Uol Notícias - noticias.uol.com.br
Autor: Fernando Moura
08 de Jul de 2008

Dois representantes da comunidade indígena Raposa Serra do Sol, que há meses vem lutando contra fazendeiros de arroz pela posse de suas terras no Estado de Roraima, encerraram nesta segunda-feira (07) uma turnê européia de 22 dias que realizaram com o intuito de denunciar as agressões sofridas pela sua comunidade nos últimos tempos, alertar para a futura decisão do Supremo Tribunal Federal sobre a posse das suas terras e, fundamentalmente, para "criar uma nova relação com os indígenas brasileiros".

"Precisamos estabelecer uma nova relação com a Europa e com os brasileiros. Tivemos de sair do Brasil para ser conhecidos", disse com exclusividade ao UOL Pierlângela Nascimento da Cunha, da liderança Wapichana e Coordenadora da Organização dos Professores Indígenas de Roraima (Opir), em reunião realizada em Lisboa, Portugal, o último país visitado na Europa. "Nossa turnê foi positiva. Precisávamos que a voz do nosso povo pudesse ser ouvida em outro lugar e conseguimos Colocar o tema na agenda européia."

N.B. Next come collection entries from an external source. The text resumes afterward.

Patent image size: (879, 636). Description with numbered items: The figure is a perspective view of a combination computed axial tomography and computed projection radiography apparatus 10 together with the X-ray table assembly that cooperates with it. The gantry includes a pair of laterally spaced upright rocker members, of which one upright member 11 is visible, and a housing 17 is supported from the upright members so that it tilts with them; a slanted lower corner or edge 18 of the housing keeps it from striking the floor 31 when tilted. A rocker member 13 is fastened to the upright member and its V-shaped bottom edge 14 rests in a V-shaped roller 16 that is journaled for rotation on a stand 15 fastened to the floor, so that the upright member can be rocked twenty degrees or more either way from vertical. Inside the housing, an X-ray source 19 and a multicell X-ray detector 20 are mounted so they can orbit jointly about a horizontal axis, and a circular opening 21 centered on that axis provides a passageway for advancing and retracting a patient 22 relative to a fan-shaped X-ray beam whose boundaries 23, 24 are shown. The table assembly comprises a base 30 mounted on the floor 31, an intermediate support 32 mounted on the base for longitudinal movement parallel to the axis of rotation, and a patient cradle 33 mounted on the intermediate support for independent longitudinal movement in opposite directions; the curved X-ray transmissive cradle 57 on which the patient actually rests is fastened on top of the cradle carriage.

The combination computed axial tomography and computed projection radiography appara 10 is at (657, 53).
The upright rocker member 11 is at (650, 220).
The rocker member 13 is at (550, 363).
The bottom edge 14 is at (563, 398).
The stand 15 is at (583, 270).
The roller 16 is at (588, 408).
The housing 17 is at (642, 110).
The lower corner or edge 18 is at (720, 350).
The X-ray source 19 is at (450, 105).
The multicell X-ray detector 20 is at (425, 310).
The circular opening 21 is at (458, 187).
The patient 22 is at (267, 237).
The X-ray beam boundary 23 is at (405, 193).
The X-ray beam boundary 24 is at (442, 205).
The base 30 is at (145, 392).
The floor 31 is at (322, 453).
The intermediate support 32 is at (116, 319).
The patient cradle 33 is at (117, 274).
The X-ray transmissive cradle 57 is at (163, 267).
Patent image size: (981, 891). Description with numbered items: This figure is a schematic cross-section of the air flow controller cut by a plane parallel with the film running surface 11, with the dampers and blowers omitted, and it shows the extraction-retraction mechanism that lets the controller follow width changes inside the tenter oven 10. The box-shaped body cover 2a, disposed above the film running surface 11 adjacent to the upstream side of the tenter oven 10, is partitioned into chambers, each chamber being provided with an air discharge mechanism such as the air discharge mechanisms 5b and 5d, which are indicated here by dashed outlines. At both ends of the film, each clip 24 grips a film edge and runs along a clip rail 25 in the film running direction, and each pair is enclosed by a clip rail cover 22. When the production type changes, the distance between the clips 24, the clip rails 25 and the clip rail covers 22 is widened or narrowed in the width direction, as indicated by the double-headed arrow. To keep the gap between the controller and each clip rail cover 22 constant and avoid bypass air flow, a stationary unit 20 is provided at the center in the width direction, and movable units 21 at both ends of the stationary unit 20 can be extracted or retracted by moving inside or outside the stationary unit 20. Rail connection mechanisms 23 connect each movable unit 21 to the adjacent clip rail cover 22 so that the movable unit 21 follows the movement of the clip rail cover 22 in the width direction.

"Precisamos denunciar o que se passa na nossa reserva. Por isso estamos na Europa, para divulgar a notícia. Para que o mundo saiba de nós e assim o [presidente] Lula tenha apoio para nos ajudar", afirmou Jacir José de Souza, da liderança Macuxi do Conselho Indígena de Roraima (CIR) no Centro Universitário Padre Antônio Vieira, na capital portuguesa.

"O prejuízo é só para nós, eles destróem e nós sofremos, é uma situação de violência a nós e ao meio ambiente. Eles atacam e ninguém fez nada", comentou Pierlângela a uma numerosa platéia no auditório.

A representante da Opir explicou que a luta em Roraima não é contra pessoas inocentes, "mas com pessoas com poder político para fazer o que fazem e depois tem dinheiro e poder econômico para pagar advogados e fazer o que querem".

Jacir, que foi à Europa para difundir a campanha "Anna Pata Anna Yan" ("Nossa Terra, Nossa Mãe"), falou de ataques dos brancos: "Aqueles brancos - há brancos bons e maus - mas aqueles mandaram nos matar. Eles queimaram nossas casas, nossa escola, nossa igreja, o posto de saúde, eles colocaram gasolina nas nossas coisas e atearam fogo, acabaram com o pouco que tínhamos. Mas nós estamos cá para denunciar e continuar a lutar porque o índio lutará até o último índio."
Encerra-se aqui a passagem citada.